Could, or we could just wait and add to the parser later.  Dunno what's best.

> 7. *If* SVG2 wants some of its attributes values to have CSS syntax *but*
> not allow CSS comments, add a "no comment" flag to the tokenizer. Tab and I
> would rather just allow comments, though, if that’s not a web-compat issue.

Up to the SVGWG, but I don't think they need this control.

> 8a. Should EOF in quoted strings or urls not be an error at all, to be
> consistent with the rest of the "unexpected EOF" rules?

I'd be fine with this, but I'd need to check compat again, as I've
forgotten the original details.

> 8b. (Special case of the above) §4.2 of CSS 2.1 has an example where EOF in
> a string as acceptable, in contradiction with its own Core Grammar in §4.4.1
> where it’s a bad-string token.

Yay!

> 9. There is concern with bad-string and bad-url being "preserved". (Should
> always be errors caught as early as possible?) But I don’t see how to do
> this while enabling Media Queries’s fine-grained error handling.

Right, they need to stick around for various reasons.

> 10. Editorial: §4.4.12 has some redundant checks, since this mode is only
> ever entered in specific cases.

Removed as many redundant checks as I could find.  Let me know if
there are any left.

> 11. Apparently SVG requires scientific notation not only for numbers (which
> we now have in CSS) but also for percentages and dimensions.

Fixed.

> 12. Some concern about changes in bad-url tokenization. Did non-WebKit
> implementers discuss it? (No opinion from me.)

Not really.  This needs to be discussed with the WG to make sure it's fine.

> 13. Proposal: make at-rule syntax completely generic: get rid of the
> "recognized at-rule", "declaration-filled" and "rule-filled" concepts. Parse
> ';' or a generic {} block for at rules. Definitions of specific at-rules can
> call back into Syntax with one entry point or another to parse the contents
> of a {} block.

Done.

> 14. Editorial: Non-normative prose describing error recovery would be nice.
> (Like the diagrams describe valid syntax.)

Sounds fine.  Will do.

> 15. Quirks mode and transform function whitespace do not belong in the
> generic Syntax module, but in the grammar of the relevant
> attributes/properties.

Quirks mode has been removed.  Transform-function-whitespace needs to
be handled at Syntax level to be sane; it really is a tokenizer flag,
because it's invoked only when parsing the transform attribute in SVG.

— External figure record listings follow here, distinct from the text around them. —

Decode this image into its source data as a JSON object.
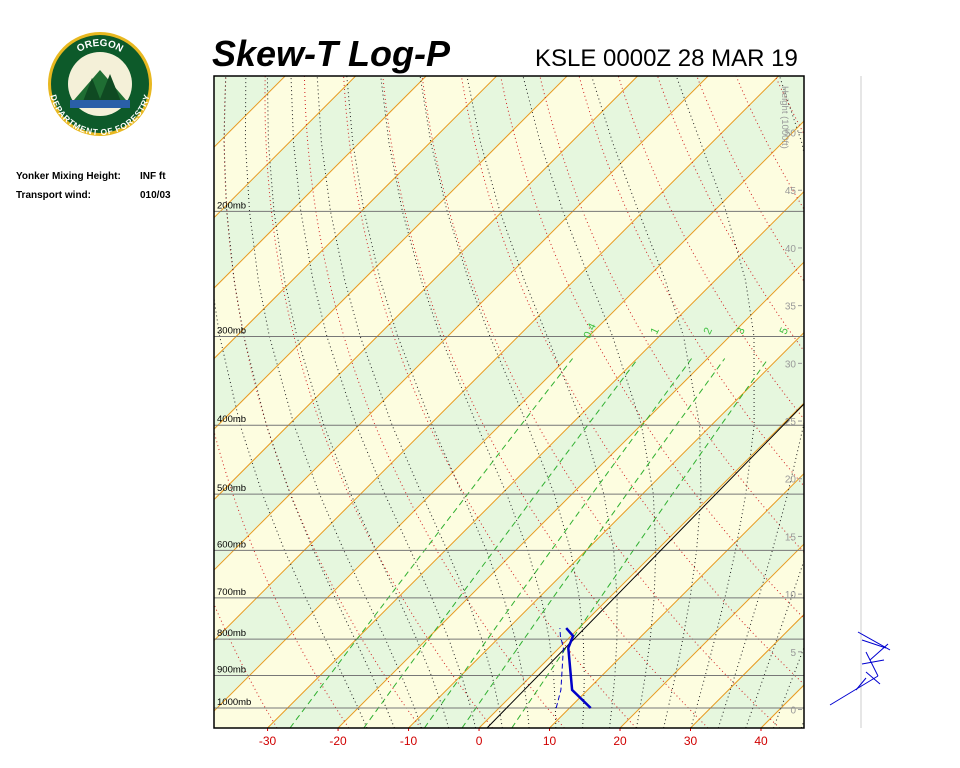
{
  "logo": {
    "top": "OREGON",
    "bottom": "DEPARTMENT OF FORESTRY"
  },
  "info": [
    {
      "label": "Yonker Mixing Height:",
      "value": "INF ft"
    },
    {
      "label": "Transport wind:",
      "value": "010/03"
    }
  ],
  "chart_data": {
    "type": "skew-t",
    "title": "Skew-T Log-P",
    "subtitle": "KSLE 0000Z 28 MAR 19",
    "ylim": [
      1067,
      129
    ],
    "log_scale": true,
    "yticks": [
      {
        "value": 200,
        "label": "200mb"
      },
      {
        "value": 300,
        "label": "300mb"
      },
      {
        "value": 400,
        "label": "400mb"
      },
      {
        "value": 500,
        "label": "500mb"
      },
      {
        "value": 600,
        "label": "600mb"
      },
      {
        "value": 700,
        "label": "700mb"
      },
      {
        "value": 800,
        "label": "800mb"
      },
      {
        "value": 900,
        "label": "900mb"
      },
      {
        "value": 1000,
        "label": "1000mb"
      }
    ],
    "xlim": [
      -37.6,
      46.1
    ],
    "xticks": [
      -30,
      -20,
      -10,
      0,
      10,
      20,
      30,
      40
    ],
    "y2_label": "Height (1000ft)",
    "y2lim": [
      -1.6,
      54.9
    ],
    "y2ticks": [
      0,
      5,
      10,
      15,
      20,
      25,
      30,
      35,
      40,
      45,
      50
    ],
    "mixing_ratios": [
      0.4,
      1,
      2,
      3,
      5
    ],
    "levels": [
      1000,
      943,
      823,
      792,
      772
    ],
    "temperature": {
      "color": "#0000c8",
      "values": [
        13,
        7.8,
        1.3,
        0.3,
        -1.8
      ]
    },
    "dewpoint": {
      "color": "#0000c8",
      "values": [
        8.1,
        6.2,
        0.6,
        -1.5,
        -2.7
      ]
    }
  }
}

> 16. Maybe an+b belongs in Selectors rather than Syntax?

I think it's appropriate to leave in Syntax, but my current approach
is bad.  Instead, I need to describe it in terms of tokens (so it can
interact with other tokens in grammars), then do a "reserialize and
reparse with simpler rules" thing.

> 17. Hash tokens need a new "is a valid ident" for ID selectors. The edit is
> not trivial: if 4. or 5. are to happen, might be better to do this
> afterwards or at the same time.

Done.  (Though we're trying to drop that now, which would make me happy.)

~TJ

Received on Thursday, 9 May 2013 00:14:19 UTC